También la extraña innovación de lavar los pies en un jueves santo a musulmanes, denota indiscutiblemente una cercanía hacia los seguidores del profeta del Islam, pero ¿es ese gesto, propiamente, un acto de caridad? Si lo hiciera a cardenales o a monaguillos ¿sería menos caritativo?

El “cuidado de la casa común”, que ahora Francisco nos dice que quiere agregar a las tradicionales obras de misericordia (se trata del uso prudente del plástico, del papel, de los residuos, de la energía, usar transporte público… etc.), también sería caridad y cercanía a la creación y a los demás. ¿Aunque no se lo haga por amor de Dios? Este punto es importante porque determina lo que es o no es caridad. Su llamada “revolución de la ternura” que lo lleva a abrazar y a besar a miles, ¿se confunde con la caridad cristiana? Parece que, en su manera de ver, sí.

Esta percepción deja sobreentendido que exhortar con valentía y contra-corriente, censurar los males del tiempo o excomulgar cuando es necesario, cosas que siempre han hecho los Papas, es contrario a la caridad y a la cercanía…

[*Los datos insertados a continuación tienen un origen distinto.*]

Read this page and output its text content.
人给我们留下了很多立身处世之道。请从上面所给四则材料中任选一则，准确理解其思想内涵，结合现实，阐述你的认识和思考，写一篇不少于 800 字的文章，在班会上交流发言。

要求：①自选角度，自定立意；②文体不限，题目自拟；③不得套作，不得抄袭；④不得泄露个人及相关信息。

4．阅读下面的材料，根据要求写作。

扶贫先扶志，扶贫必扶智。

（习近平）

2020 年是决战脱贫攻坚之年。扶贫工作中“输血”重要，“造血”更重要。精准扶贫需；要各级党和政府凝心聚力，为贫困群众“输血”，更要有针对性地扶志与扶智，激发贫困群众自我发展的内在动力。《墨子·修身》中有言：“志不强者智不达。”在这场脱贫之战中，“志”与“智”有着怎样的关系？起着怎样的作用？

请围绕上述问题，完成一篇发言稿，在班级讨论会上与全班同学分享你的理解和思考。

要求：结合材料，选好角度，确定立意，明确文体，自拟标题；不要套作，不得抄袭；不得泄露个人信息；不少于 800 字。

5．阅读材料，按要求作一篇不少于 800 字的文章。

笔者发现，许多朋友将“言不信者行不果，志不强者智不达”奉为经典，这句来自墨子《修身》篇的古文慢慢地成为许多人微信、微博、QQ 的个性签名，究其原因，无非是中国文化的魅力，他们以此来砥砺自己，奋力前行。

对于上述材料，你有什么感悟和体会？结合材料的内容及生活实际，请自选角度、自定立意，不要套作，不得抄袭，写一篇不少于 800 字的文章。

¿Cómo es eso de “hacerse cercano a las periferias de los hombres y las mujeres que nos encontramos todos los días”? La cosa no está nada clara. Se diría que esos hombres y mujeres no son cercanos, están en las periferias, por eso hay que acercarse a ellos. Pero luego agrega “que nos encontramos todos los días”. Entonces son a la vez periféricos y cotidianos, lejanos y cercanos… Esto es un enigma que ni el rey Salomón con toda su legendaria sabiduría resolvería.

Un inocente tuit que, según se publica, es leído por millones de “seguidores” puede ser tan venenoso, por lo sutil y sibilino, como las 95 tesis de Lutero clavadas en la puerta de la iglesia del palacio de Wittenberg.

En fin, estas intervenciones no son nuevas. Llevamos ya más de tres pesados años presenciándolas.

Veamos otro ejemplo significativo del pensamiento gris, flexible e incompleto de Francisco de hace un año: predicando en Santa Marta inducía a los fieles a la impenitencia:

“¡Dios no puede no amar! Ésta es nuestra seguridad. Yo puedo rechazar ese amor, puedo rechazar como rechazó el buen ladrón, hasta el final de su vida. Pero, allí lo esperaba ese amor. El más malo, el más blasfemador es amado por Dios, con una ternura de padre, de papá. Y, como dice Pablo, como dice el Evangelio, como dice Jesús: ‘Como una clueca con sus polluelos’. Y Dios el Poderoso, el Creador puede hacer todo: ¡Dios llora! En este llanto de Jesús sobre Jerusalén, en esas lágrimas, está todo el amor de Dios. Dios llora por mí, cuando me alejo; Dios llora por cada uno de nosotros; Dios llora por los malvados, que hacen tantas cosas feas, tanto mal a la humanidad… Espera, no condena, llora. ¿Por qué? ¡Porque ama!”. (Radio Vaticana)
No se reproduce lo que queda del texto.